We’d been meandering through an art gallery — all French doors and blond hardwoods and overpriced landscapes, with the owner’s yellow Lab sprawled on the floor. Other patrons smiled politely and stroked his head once. But I was on my fourth pass, having moved from the dog’s face, back, and belly to the intimate flea patch at the base of his tail, which made his posterior turn northward when scratched.

My wife looked at me as if she were dragging a wayward toddler through the mall. “Knock it off, or they’ll know,” she cautioned. “Know what?” I asked, as if I didn’t know. She leaned into me as if she were going to share a secret, though her voice grew louder: “That you’re a DOG WEIRDO.”

I abhor confessionals, but I must cop to Dog Weirdom. I cannot, nor do I desire to, keep my hands off other people’s dogs, and I will go to great lengths to satisfy these longings.

Not that I want for my own dog. I do have Simon, a barrel-torsoed Dalmatian of stout heart and meager brains who affixes his teeth to the front bumpers of moving cars when they brake in the turns. He is beginning to slow down, having scored only three kills this year (a rabbit, a squirrel, and my sister- inlaw’s cockatoo). But with age, our relationship grows more symbiotic; though his manhood (let me call it) is only a dim memory, he still prefers the company of my leg to that of canine acquaintances.

For me however, it is not enough. I crave the new, the exotic, the Other, with a desire both insatiable and platonic (I’m not that kind of Dog Weirdo). And so it has been ever since my parents deprived me of a dog in favor of a hamster, Rocky, who escaped his Habitrail and met a bloody demise in our dryer under a particularly heavy load of permanent press.
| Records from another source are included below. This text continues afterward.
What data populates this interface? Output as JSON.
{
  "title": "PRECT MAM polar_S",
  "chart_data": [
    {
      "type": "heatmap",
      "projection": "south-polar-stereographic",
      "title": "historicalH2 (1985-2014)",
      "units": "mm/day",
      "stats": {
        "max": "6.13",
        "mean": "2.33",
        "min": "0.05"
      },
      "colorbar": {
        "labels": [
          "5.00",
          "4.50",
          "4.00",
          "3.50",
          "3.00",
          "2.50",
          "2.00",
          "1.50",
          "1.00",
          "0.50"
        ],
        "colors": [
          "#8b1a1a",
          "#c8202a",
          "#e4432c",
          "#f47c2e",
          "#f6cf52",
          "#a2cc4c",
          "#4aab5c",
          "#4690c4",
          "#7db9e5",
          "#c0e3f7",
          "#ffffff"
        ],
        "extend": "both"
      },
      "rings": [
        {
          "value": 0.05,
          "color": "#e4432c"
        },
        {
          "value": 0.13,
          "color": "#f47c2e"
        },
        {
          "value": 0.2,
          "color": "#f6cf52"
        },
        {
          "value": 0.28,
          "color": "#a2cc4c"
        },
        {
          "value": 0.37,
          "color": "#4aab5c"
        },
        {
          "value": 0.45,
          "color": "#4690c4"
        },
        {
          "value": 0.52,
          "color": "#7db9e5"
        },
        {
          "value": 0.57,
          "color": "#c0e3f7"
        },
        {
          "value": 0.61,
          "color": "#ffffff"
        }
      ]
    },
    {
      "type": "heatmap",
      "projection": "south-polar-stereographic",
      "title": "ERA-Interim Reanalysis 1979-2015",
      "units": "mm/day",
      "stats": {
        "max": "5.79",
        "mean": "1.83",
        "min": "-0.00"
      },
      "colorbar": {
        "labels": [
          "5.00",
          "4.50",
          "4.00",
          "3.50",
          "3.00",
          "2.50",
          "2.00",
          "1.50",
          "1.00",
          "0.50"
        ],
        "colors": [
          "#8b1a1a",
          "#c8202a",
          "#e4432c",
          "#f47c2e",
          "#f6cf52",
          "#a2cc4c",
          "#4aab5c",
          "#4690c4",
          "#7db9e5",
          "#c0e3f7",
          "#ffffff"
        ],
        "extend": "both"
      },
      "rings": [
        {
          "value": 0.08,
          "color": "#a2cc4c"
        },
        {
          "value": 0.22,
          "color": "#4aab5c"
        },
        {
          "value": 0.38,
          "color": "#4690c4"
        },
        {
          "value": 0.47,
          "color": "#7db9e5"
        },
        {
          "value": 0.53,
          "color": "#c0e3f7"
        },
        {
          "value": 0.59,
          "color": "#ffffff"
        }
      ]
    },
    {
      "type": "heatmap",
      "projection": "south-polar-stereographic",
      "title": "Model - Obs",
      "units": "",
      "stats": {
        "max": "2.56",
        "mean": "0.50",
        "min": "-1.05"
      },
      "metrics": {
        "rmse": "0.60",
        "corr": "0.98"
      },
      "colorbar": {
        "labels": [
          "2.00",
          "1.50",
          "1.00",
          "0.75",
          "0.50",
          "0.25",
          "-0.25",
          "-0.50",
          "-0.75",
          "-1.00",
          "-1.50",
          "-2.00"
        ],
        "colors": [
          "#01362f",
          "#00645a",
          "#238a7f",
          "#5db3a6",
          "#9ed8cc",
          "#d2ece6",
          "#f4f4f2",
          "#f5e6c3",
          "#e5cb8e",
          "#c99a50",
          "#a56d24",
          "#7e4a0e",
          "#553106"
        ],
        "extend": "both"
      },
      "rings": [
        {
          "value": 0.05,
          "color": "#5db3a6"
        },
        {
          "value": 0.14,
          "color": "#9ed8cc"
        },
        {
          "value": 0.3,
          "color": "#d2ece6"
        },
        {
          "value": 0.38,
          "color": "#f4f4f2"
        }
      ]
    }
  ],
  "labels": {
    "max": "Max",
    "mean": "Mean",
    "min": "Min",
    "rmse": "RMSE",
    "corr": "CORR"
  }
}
Some say it was no accident — I guess we’ll never know. But I grieved two doors down with Choo-Choo, a drooly boxer who regularly ran the span of his fence until he came to the end, leapt high in the air, and turned his dog sprinkler on anyone within territorymarking range.

There have been no more Rockys, but many more Choo-Choos. I have taken comfort in others’ dogs on the street and behind privacy fences, sometimes after asking, others times after breaking and entering. There were the jellybean feedings with the mongrel Duchess and the shaved Virginia-honey-ham feedings with the pointer Heidi, whose owners thought she was on a strict Purina High-Pro diet (Heidi never talked). As a college student, I once slipped into a stranger’s house to pet his deaf St. Bernard, Jocko, a precarious move since you had to stomp your feet so the dog would feel the vibrations and not get startled into snapping off a limb. And there was the time I absentmindedly slipped a seeingeye dog a Bennigan’s Buffalo wing while copping a pet. Only after much silent prayer did the small chicken bones ease their way down her gullet, with her master never knowing how close he came to losing his ride home.
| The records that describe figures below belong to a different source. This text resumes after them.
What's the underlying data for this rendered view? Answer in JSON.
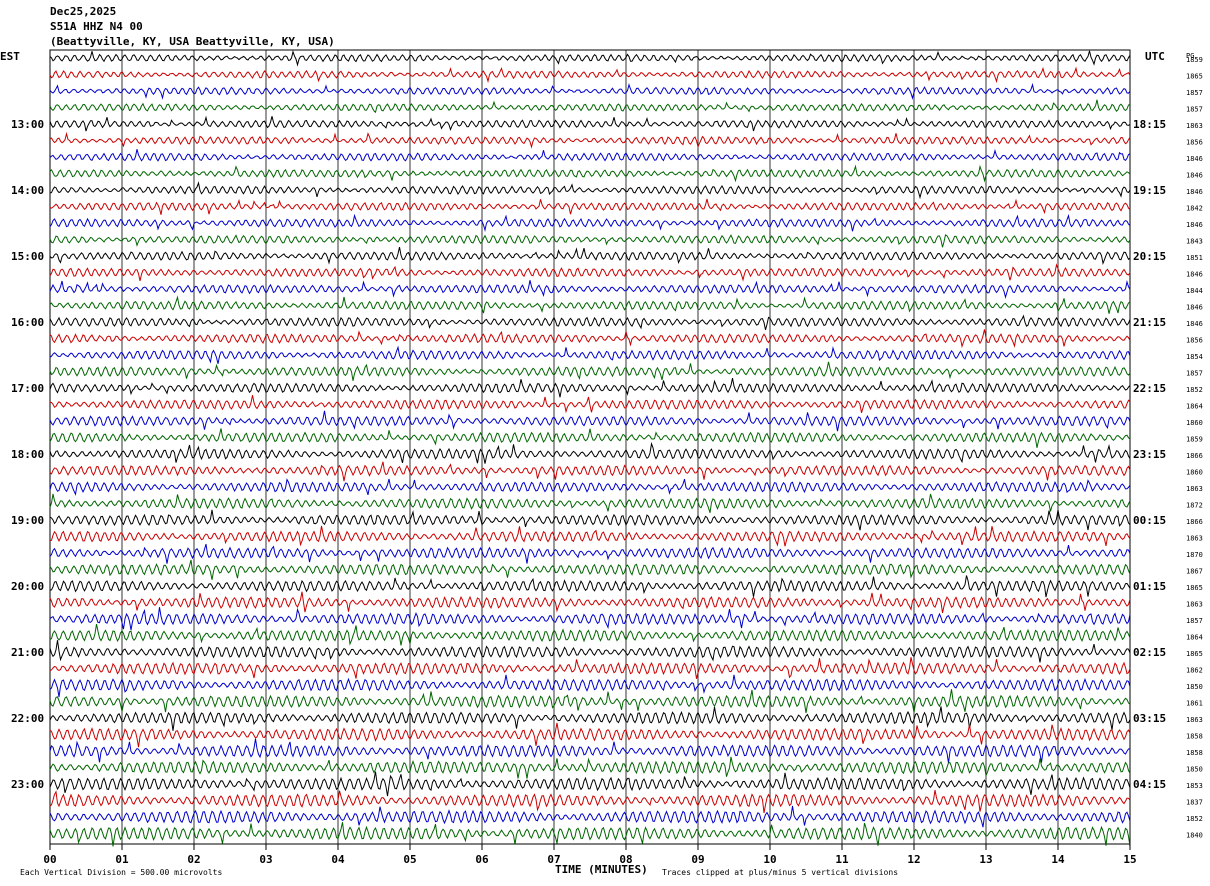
{
  "header": {
    "date": "Dec25,2025",
    "station": "S51A HHZ N4 00",
    "location": "(Beattyville, KY, USA Beattyville, KY, USA)"
  },
  "left_tz": "EST",
  "right_tz": "UTC",
  "right_col_header": "PG",
  "footer": {
    "scale_note": "Each Vertical Division =  500.00 microvolts",
    "x_axis_label": "TIME (MINUTES)",
    "clip_note": "Traces clipped at plus/minus 5 vertical divisions"
  },
  "colors": {
    "trace_cycle": [
      "#000000",
      "#cc0000",
      "#0000cc",
      "#006600"
    ],
    "grid": "#000000"
  },
  "chart_data": {
    "type": "line",
    "title": "S51A HHZ N4 00",
    "xlabel": "TIME (MINUTES)",
    "xlim": [
      0,
      15
    ],
    "x_ticks": [
      "00",
      "01",
      "02",
      "03",
      "04",
      "05",
      "06",
      "07",
      "08",
      "09",
      "10",
      "11",
      "12",
      "13",
      "14",
      "15"
    ],
    "traces_per_hour": 4,
    "trace_count": 48,
    "est_hour_labels": [
      {
        "row": 4,
        "label": "13:00"
      },
      {
        "row": 8,
        "label": "14:00"
      },
      {
        "row": 12,
        "label": "15:00"
      },
      {
        "row": 16,
        "label": "16:00"
      },
      {
        "row": 20,
        "label": "17:00"
      },
      {
        "row": 24,
        "label": "18:00"
      },
      {
        "row": 28,
        "label": "19:00"
      },
      {
        "row": 32,
        "label": "20:00"
      },
      {
        "row": 36,
        "label": "21:00"
      },
      {
        "row": 40,
        "label": "22:00"
      },
      {
        "row": 44,
        "label": "23:00"
      }
    ],
    "utc_hour_labels": [
      {
        "row": 4,
        "label": "18:15"
      },
      {
        "row": 8,
        "label": "19:15"
      },
      {
        "row": 12,
        "label": "20:15"
      },
      {
        "row": 16,
        "label": "21:15"
      },
      {
        "row": 20,
        "label": "22:15"
      },
      {
        "row": 24,
        "label": "23:15"
      },
      {
        "row": 28,
        "label": "00:15"
      },
      {
        "row": 32,
        "label": "01:15"
      },
      {
        "row": 36,
        "label": "02:15"
      },
      {
        "row": 40,
        "label": "03:15"
      },
      {
        "row": 44,
        "label": "04:15"
      }
    ],
    "pg_values": [
      "1859",
      "1865",
      "1857",
      "1857",
      "1863",
      "1856",
      "1846",
      "1846",
      "1846",
      "1842",
      "1846",
      "1843",
      "1851",
      "1846",
      "1844",
      "1846",
      "1846",
      "1856",
      "1854",
      "1857",
      "1852",
      "1864",
      "1860",
      "1859",
      "1866",
      "1860",
      "1863",
      "1872",
      "1866",
      "1863",
      "1870",
      "1867",
      "1865",
      "1863",
      "1857",
      "1864",
      "1865",
      "1862",
      "1850",
      "1861",
      "1863",
      "1858",
      "1858",
      "1850",
      "1853",
      "1837",
      "1852",
      "1840"
    ]
  }
}
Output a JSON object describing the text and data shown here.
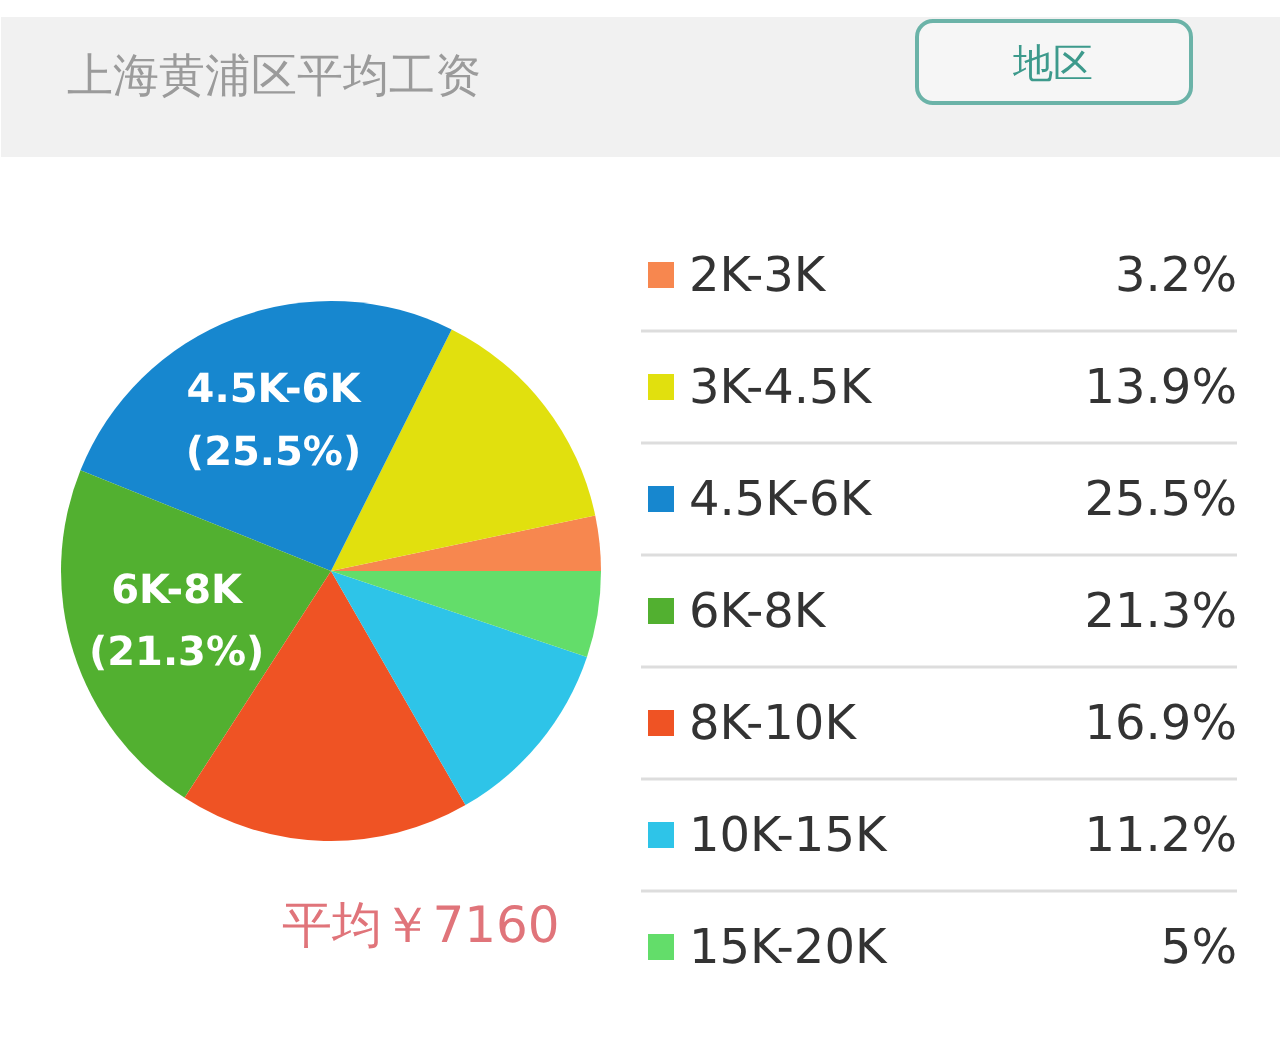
{
  "chart_data": {
    "type": "pie",
    "title": "上海黄浦区平均工资",
    "categories": [
      "2K-3K",
      "3K-4.5K",
      "4.5K-6K",
      "6K-8K",
      "8K-10K",
      "10K-15K",
      "15K-20K"
    ],
    "values": [
      3.2,
      13.9,
      25.5,
      21.3,
      16.9,
      11.2,
      5
    ],
    "colors": [
      "#f7874f",
      "#e1e00e",
      "#1787cf",
      "#52b030",
      "#ef5324",
      "#2ec4e8",
      "#63dd6a"
    ],
    "value_labels": [
      "3.2%",
      "13.9%",
      "25.5%",
      "21.3%",
      "16.9%",
      "11.2%",
      "5%"
    ],
    "legend": "right",
    "annotations": [
      "地区",
      {
        "text": "6K-8K\n(21.3%)",
        "x": "6K-8K"
      },
      {
        "text": "4.5K-6K\n(25.5%)",
        "x": "4.5K-6K"
      },
      "平均￥7160"
    ]
  }
}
If I see any English bulldog (my favorite breed), even while in my car, I will pull over and pump its owner with questions about jaw turn-up and hocks and flews and other things only pros or fetishists could possibly care about. Recently, upon leaving my favorite restaurant in Baltimore’s Little Italy, I rapped on the door of a Sicilian woman’s basement apartment to summon her bulldog, Luke. I still don’t know her name, though I’ve visited her dog frequently, and once again I left her standing on the street in her bathrobe at 10:30 p.m. talking to my wife, while Luke took me for a run in hot pursuit of osso buco and prosciutto.
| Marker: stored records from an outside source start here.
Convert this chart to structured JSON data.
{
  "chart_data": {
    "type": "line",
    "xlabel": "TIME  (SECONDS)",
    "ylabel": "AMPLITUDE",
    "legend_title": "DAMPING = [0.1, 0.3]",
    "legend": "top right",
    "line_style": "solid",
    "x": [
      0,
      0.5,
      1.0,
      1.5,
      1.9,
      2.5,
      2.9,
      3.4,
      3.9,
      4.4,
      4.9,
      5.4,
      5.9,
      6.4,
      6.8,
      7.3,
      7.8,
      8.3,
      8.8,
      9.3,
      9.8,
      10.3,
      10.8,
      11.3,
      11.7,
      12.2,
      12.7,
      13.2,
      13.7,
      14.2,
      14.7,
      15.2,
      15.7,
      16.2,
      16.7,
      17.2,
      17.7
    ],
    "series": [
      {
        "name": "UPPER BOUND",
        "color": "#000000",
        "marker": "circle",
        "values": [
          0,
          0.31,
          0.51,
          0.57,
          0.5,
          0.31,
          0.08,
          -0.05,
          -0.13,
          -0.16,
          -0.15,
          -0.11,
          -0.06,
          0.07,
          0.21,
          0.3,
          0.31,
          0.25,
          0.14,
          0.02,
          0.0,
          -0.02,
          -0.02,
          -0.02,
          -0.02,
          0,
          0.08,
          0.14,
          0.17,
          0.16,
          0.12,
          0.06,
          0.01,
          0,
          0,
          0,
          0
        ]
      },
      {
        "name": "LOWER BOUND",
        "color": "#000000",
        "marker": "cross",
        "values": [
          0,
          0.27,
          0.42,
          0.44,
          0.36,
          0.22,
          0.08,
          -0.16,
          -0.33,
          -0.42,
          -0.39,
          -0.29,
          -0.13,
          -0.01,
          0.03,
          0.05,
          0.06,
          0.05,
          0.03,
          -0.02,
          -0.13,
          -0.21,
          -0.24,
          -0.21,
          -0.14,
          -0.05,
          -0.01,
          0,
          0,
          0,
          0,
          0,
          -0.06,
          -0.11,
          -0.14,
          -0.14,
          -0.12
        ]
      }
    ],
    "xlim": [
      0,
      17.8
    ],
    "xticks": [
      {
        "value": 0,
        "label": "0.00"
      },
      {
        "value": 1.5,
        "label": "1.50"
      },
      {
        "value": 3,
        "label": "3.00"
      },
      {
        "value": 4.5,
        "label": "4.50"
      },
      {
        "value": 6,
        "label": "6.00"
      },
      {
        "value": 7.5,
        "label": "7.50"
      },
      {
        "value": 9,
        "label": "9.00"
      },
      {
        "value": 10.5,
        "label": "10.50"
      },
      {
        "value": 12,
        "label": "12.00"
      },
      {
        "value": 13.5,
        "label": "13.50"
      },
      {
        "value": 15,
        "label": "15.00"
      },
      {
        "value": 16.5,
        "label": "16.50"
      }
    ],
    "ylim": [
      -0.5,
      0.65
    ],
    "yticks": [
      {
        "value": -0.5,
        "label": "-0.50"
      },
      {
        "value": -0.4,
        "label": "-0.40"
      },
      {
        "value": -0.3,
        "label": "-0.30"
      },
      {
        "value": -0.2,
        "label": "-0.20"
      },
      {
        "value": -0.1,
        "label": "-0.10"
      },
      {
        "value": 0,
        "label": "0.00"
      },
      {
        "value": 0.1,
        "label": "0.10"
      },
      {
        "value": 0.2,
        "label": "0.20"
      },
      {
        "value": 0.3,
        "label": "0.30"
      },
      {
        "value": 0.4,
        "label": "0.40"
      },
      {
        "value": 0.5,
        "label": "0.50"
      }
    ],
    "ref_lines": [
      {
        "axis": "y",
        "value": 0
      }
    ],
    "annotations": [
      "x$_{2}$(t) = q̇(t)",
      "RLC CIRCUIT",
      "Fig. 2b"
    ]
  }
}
Despite my wife’s counsel, I will not seek professional help. For even as I write this — with the neighborhood children at school and their parents at work — I am just returned from petting dogs. And with my own dog stationed by my desk, my obsession with his kind is validated. Ours is a bond forged beyond mere similarities: our disdain for cats and UPS uniforms, our enthusiasm for porch loitering, scratching ourselves, and table food. As my scent belies faithlessness, he remains faithful, incapable of passing judgment, or at least articulating it. Instead, he rests contentedly, brush- thumping his tail against the floor like a canine Art Blakey. He has one eye on my corn chips, the other on my leg.